16.09.2006

Enfin !

Une enquête ministérielle confirme le manque d’indépendance des auteurs des rapports publics sur les dangers de la téléphonie mobile. 

En 2003, l'Afsset avait publié un premier rapport plutôt rassurant sur les risques de la téléphonie mobile sur la santé. Mis à jour en juin 2005, ses conclusions étaient similaires. Ces rapports (qui m'ont d'ailleurs été opposé lors des réunions organisées suite à mes demandes de recours gracieux) sont aujourd'hui mis en cause par deux instances gouvernementales :

  • l'iGE, Inspection générale de l'environnement, organisme de contrôle dépendant du ministère de l'Écologie et
  • l'IGAS, Inspection générale des affaires sociales, structure interministérielle chargée d'évaluer les politiques publiques).

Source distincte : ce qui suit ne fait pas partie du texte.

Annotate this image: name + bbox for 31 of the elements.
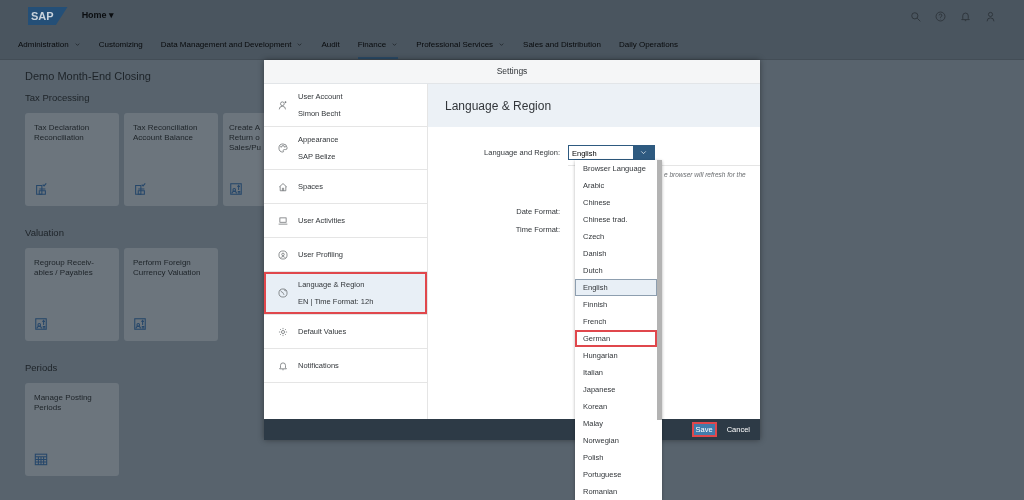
tile-title: Manage Posting Periods (34, 393, 93, 414)
document-icon (133, 317, 147, 331)
gear-icon (278, 326, 288, 337)
panel-title: Language & Region (428, 84, 760, 127)
document-icon (34, 317, 48, 331)
logo[interactable]: SAP (28, 6, 68, 26)
calendar-icon (34, 452, 48, 467)
tile-title: Regroup Receiv- ables / Payables (34, 258, 96, 278)
palette-icon (278, 143, 288, 153)
laptop-icon (278, 215, 288, 226)
section-title: Valuation (25, 225, 64, 240)
section-title: Periods (25, 361, 58, 375)
profile-icon (278, 249, 288, 260)
section-title: Tax Processing (25, 90, 90, 105)
person-icon[interactable] (985, 10, 996, 22)
bell-icon[interactable] (960, 10, 971, 22)
scrollbar-thumb[interactable] (657, 160, 662, 420)
page-title: Demo Month-End Closing (25, 69, 151, 84)
dialog-title: Settings (264, 60, 760, 84)
house-icon (278, 181, 288, 192)
tile-title: Tax Reconciliation Account Balance (133, 122, 199, 143)
checklist-icon (133, 181, 147, 196)
document-icon (229, 181, 243, 196)
search-icon[interactable] (910, 10, 921, 22)
help-icon[interactable] (935, 10, 946, 22)
bell-icon (278, 360, 288, 371)
checklist-icon (34, 181, 48, 196)
tile-title: Perform Foreign Currency Valuation (133, 258, 202, 278)
user-icon (278, 100, 288, 110)
chevron-icon (639, 148, 648, 157)
tile-title: Tax Declaration Reconciliation (34, 122, 91, 143)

L'enquête de l'Igas et l'IGE a été bouclé en décembre 2005. Mais il n'aurait jamais été rendu public sans l'action concertée de deux association de défense de l'environnement: - Agir pour l'environnement et Priartem  - qui ont dû saisir la Commission d'accès aux documents administratifs (Cada).
Les deux associations interprètent cette lenteur (plus de 8 mois) «comme une volonté des ministères de tutelle d'enterrer un rapport gênant».

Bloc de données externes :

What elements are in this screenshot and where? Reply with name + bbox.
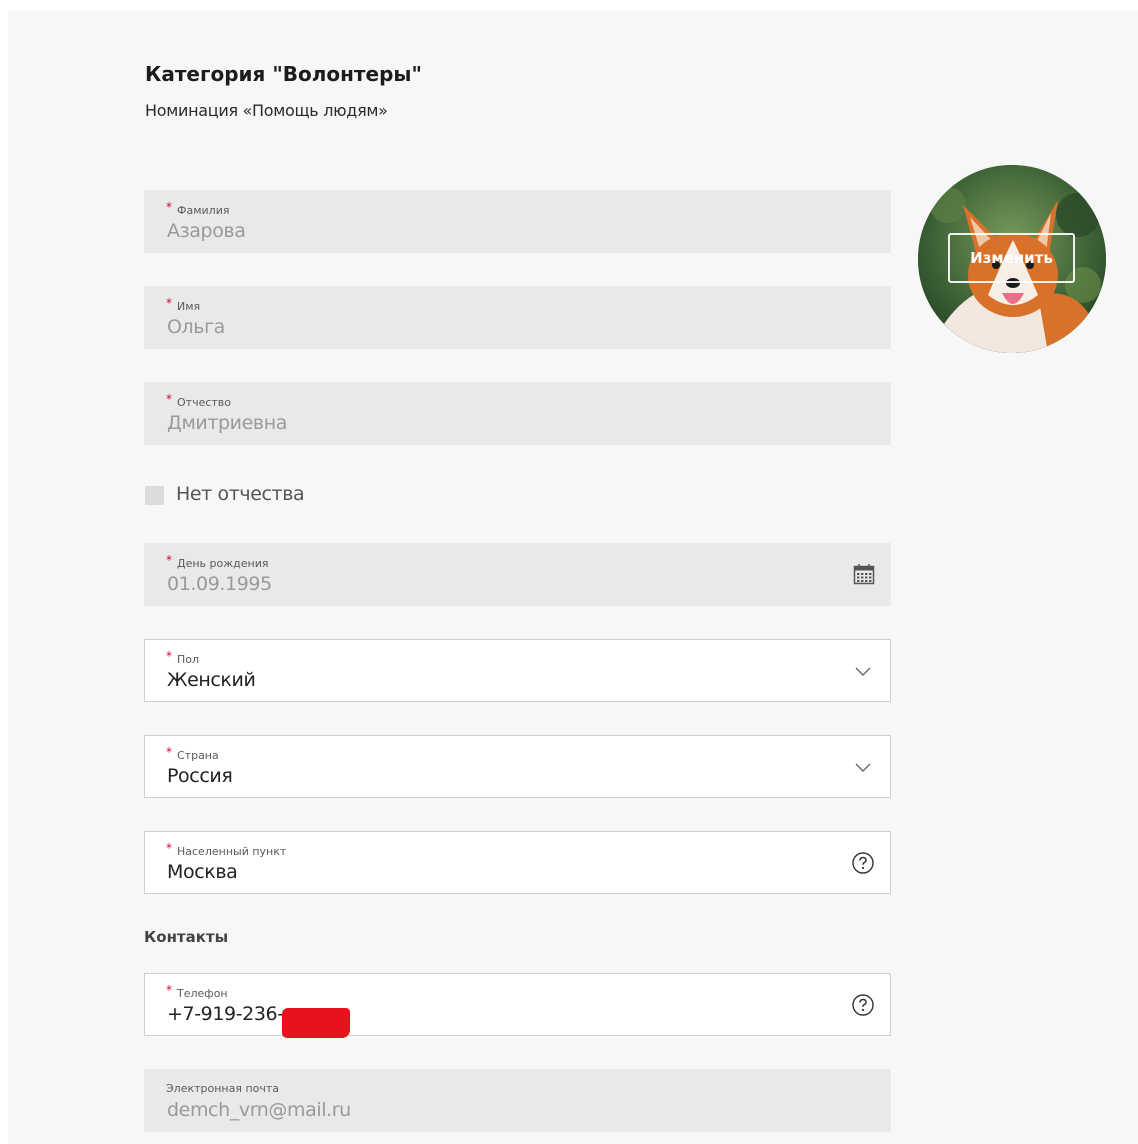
first-name-field[interactable]: * Имя Ольга xyxy=(144,286,891,349)
city-value: Москва xyxy=(167,861,238,883)
city-field[interactable]: * Населенный пункт Москва xyxy=(144,831,891,894)
phone-field[interactable]: * Телефон +7-919-236- xyxy=(144,973,891,1036)
calendar-icon[interactable] xyxy=(853,563,875,585)
chevron-down-icon[interactable] xyxy=(852,660,874,682)
redaction-mark xyxy=(282,1008,350,1038)
help-icon[interactable] xyxy=(852,994,874,1016)
patronymic-field[interactable]: * Отчество Дмитриевна xyxy=(144,382,891,445)
required-mark: * xyxy=(166,553,172,567)
email-field[interactable]: Электронная почта demch_vrn@mail.ru xyxy=(144,1069,891,1132)
no-patronymic-checkbox[interactable] xyxy=(145,486,164,505)
last-name-value: Азарова xyxy=(167,220,246,242)
last-name-field[interactable]: * Фамилия Азарова xyxy=(144,190,891,253)
birthday-field[interactable]: * День рождения 01.09.1995 xyxy=(144,543,891,606)
first-name-label: * Имя xyxy=(166,296,201,313)
help-icon[interactable] xyxy=(852,852,874,874)
contacts-heading: Контакты xyxy=(144,928,229,946)
gender-select[interactable]: * Пол Женский xyxy=(144,639,891,702)
country-label: * Страна xyxy=(166,745,219,762)
email-label: Электронная почта xyxy=(166,1082,280,1095)
change-photo-button[interactable]: Изменить xyxy=(948,233,1075,283)
country-select[interactable]: * Страна Россия xyxy=(144,735,891,798)
page-subtitle: Номинация «Помощь людям» xyxy=(145,101,388,120)
phone-value: +7-919-236- xyxy=(167,1003,284,1025)
required-mark: * xyxy=(166,745,172,759)
country-value: Россия xyxy=(167,765,233,787)
email-value: demch_vrn@mail.ru xyxy=(167,1099,351,1121)
required-mark: * xyxy=(166,983,172,997)
first-name-value: Ольга xyxy=(167,316,225,338)
required-mark: * xyxy=(166,841,172,855)
phone-label: * Телефон xyxy=(166,983,228,1000)
required-mark: * xyxy=(166,392,172,406)
city-label: * Населенный пункт xyxy=(166,841,287,858)
required-mark: * xyxy=(166,200,172,214)
birthday-label: * День рождения xyxy=(166,553,269,570)
last-name-label: * Фамилия xyxy=(166,200,230,217)
chevron-down-icon[interactable] xyxy=(852,756,874,778)
gender-value: Женский xyxy=(167,669,256,691)
page-title: Категория "Волонтеры" xyxy=(145,62,422,86)
no-patronymic-label[interactable]: Нет отчества xyxy=(176,483,305,505)
birthday-value: 01.09.1995 xyxy=(167,573,272,595)
gender-label: * Пол xyxy=(166,649,200,666)
patronymic-value: Дмитриевна xyxy=(167,412,287,434)
required-mark: * xyxy=(166,649,172,663)
required-mark: * xyxy=(166,296,172,310)
patronymic-label: * Отчество xyxy=(166,392,232,409)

Cela me rappelle la démission du Pr Zmirou et les propos stupéfiants de M.Paillotin (alors président de l'AFSSE).

Source : article de ZDNet du 15 septembre 2006.

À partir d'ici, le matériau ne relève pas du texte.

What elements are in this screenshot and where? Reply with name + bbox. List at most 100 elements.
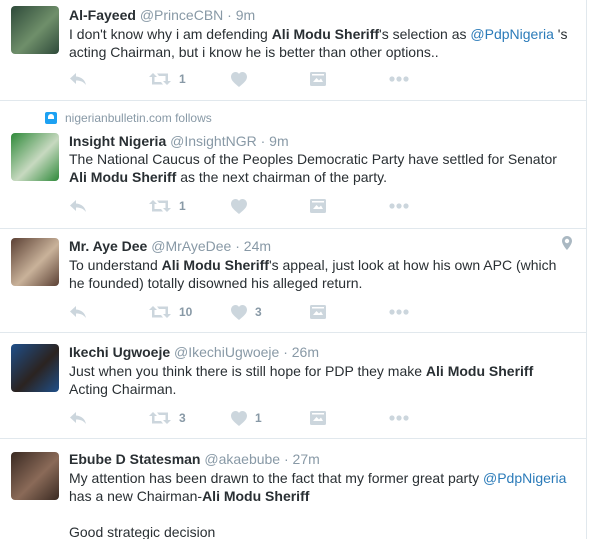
timestamp-separator: · [235, 238, 244, 254]
avatar[interactable] [11, 6, 59, 54]
tweet-text-segment: has a new Chairman- [69, 488, 203, 504]
tweet-text-segment: Good strategic decision [69, 524, 216, 539]
reply-button[interactable] [69, 408, 87, 428]
fullname[interactable]: Ikechi Ugwoeje [69, 344, 170, 360]
like-icon [231, 71, 247, 87]
tweet-text-segment: Acting Chairman. [69, 381, 177, 397]
retweets-count: 1 [179, 72, 186, 86]
retweet-button[interactable]: 1 [149, 69, 186, 89]
reply-button[interactable] [69, 69, 87, 89]
direct-message-button[interactable] [310, 196, 326, 216]
location-icon[interactable] [562, 236, 572, 250]
retweet-button[interactable]: 1 [149, 196, 186, 216]
tweet[interactable]: Mr. Aye Dee @MrAyeDee · 24m To understan… [0, 229, 586, 333]
handle[interactable]: @InsightNGR [170, 133, 257, 149]
reply-button[interactable] [69, 302, 87, 322]
tweet[interactable]: Al-Fayeed @PrinceCBN · 9m I don't know w… [0, 0, 586, 101]
handle[interactable]: @akaebube [204, 451, 280, 467]
fullname[interactable]: Mr. Aye Dee [69, 238, 147, 254]
avatar[interactable] [11, 452, 59, 500]
tweet-header: Mr. Aye Dee @MrAyeDee · 24m [69, 237, 271, 255]
handle[interactable]: @MrAyeDee [151, 238, 231, 254]
reply-icon [69, 72, 87, 86]
more-icon [389, 309, 409, 315]
avatar[interactable] [11, 238, 59, 286]
dm-icon [310, 72, 326, 86]
timestamp[interactable]: 9m [236, 7, 255, 23]
timestamp-separator: · [283, 344, 292, 360]
tweet-actions: 31 [69, 408, 429, 428]
tweet-header: Al-Fayeed @PrinceCBN · 9m [69, 6, 255, 24]
fullname[interactable]: Ebube D Statesman [69, 451, 200, 467]
keyword-highlight: Ali Modu Sheriff [202, 488, 310, 504]
retweet-icon [149, 305, 171, 319]
retweets-count: 10 [179, 305, 193, 319]
tweet-text-segment: My attention has been drawn to the fact … [69, 470, 483, 486]
tweet-text-segment: as the next chairman of the party. [176, 169, 387, 185]
avatar[interactable] [11, 344, 59, 392]
more-button[interactable] [389, 69, 409, 89]
like-button[interactable]: 3 [231, 302, 262, 322]
like-button[interactable] [231, 196, 247, 216]
fullname[interactable]: Al-Fayeed [69, 7, 136, 23]
mention-link[interactable]: @PdpNigeria [483, 470, 566, 486]
like-icon [231, 198, 247, 214]
direct-message-button[interactable] [310, 408, 326, 428]
tweet-text-segment: To understand [69, 257, 162, 273]
reply-button[interactable] [69, 196, 87, 216]
dm-icon [310, 305, 326, 319]
dm-icon [310, 411, 326, 425]
timestamp-separator: · [227, 7, 236, 23]
reply-icon [69, 411, 87, 425]
tweet-text-segment: I don't know why i am defending [69, 26, 272, 42]
more-button[interactable] [389, 302, 409, 322]
more-button[interactable] [389, 196, 409, 216]
tweet-header: Insight Nigeria @InsightNGR · 9m [69, 132, 289, 150]
tweet[interactable]: Ebube D Statesman @akaebube · 27m My att… [0, 439, 586, 539]
keyword-highlight: Ali Modu Sheriff [271, 26, 380, 42]
social-context-text[interactable]: nigerianbulletin.com follows [65, 111, 212, 125]
likes-count: 1 [255, 411, 262, 425]
keyword-highlight: Ali Modu Sheriff [69, 169, 177, 185]
retweet-button[interactable]: 10 [149, 302, 192, 322]
more-icon [389, 415, 409, 421]
tweet-text: I don't know why i am defending Ali Modu… [69, 25, 574, 61]
social-context: nigerianbulletin.com follows [45, 111, 212, 125]
tweet-actions: 1 [69, 69, 429, 89]
retweet-icon [149, 72, 171, 86]
mention-link[interactable]: @PdpNigeria [470, 26, 553, 42]
handle[interactable]: @IkechiUgwoeje [174, 344, 279, 360]
likes-count: 3 [255, 305, 262, 319]
tweet[interactable]: Ikechi Ugwoeje @IkechiUgwoeje · 26m Just… [0, 333, 586, 439]
like-button[interactable] [231, 69, 247, 89]
dm-icon [310, 199, 326, 213]
tweet-text: Just when you think there is still hope … [69, 362, 574, 398]
retweet-icon [149, 411, 171, 425]
keyword-highlight: Ali Modu Sheriff [425, 363, 534, 379]
timestamp[interactable]: 9m [269, 133, 288, 149]
tweet-text-segment: Just when you think there is still hope … [69, 363, 426, 379]
retweets-count: 3 [179, 411, 186, 425]
tweet-header: Ebube D Statesman @akaebube · 27m [69, 450, 320, 468]
avatar[interactable] [11, 133, 59, 181]
tweet[interactable]: nigerianbulletin.com follows Insight Nig… [0, 101, 586, 229]
timestamp-separator: · [260, 133, 270, 149]
handle[interactable]: @PrinceCBN [140, 7, 223, 23]
reply-icon [69, 305, 87, 319]
like-icon [231, 304, 247, 320]
fullname[interactable]: Insight Nigeria [69, 133, 166, 149]
like-icon [231, 410, 247, 426]
more-icon [389, 203, 409, 209]
more-button[interactable] [389, 408, 409, 428]
timeline: Al-Fayeed @PrinceCBN · 9m I don't know w… [0, 0, 587, 539]
direct-message-button[interactable] [310, 69, 326, 89]
timestamp[interactable]: 27m [293, 451, 320, 467]
tweet-text-segment: The National Caucus of the Peoples Democ… [69, 151, 557, 167]
timestamp[interactable]: 24m [244, 238, 271, 254]
follows-icon [45, 112, 57, 124]
like-button[interactable]: 1 [231, 408, 262, 428]
timestamp[interactable]: 26m [292, 344, 319, 360]
tweet-text-segment: 's selection as [379, 26, 471, 42]
retweet-button[interactable]: 3 [149, 408, 186, 428]
direct-message-button[interactable] [310, 302, 326, 322]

[Ajout du19 septembre 2006, UFC QUe Choisir ? relaye cette information dans une brève intitulée Téléphonie mobile, Ondes troubles.  Extrait : "Outre ces révélations, ce sont surtout les conditions dans lesquelles elles ont été rendues publiques qui sèment le trouble."]

 

PS : N'oublions pas non plus cet article qui rejoint les conclusions de cette enquête : "Téléphones mobiles : des résultats d'études variant selon les financeurs" paru en août 2006.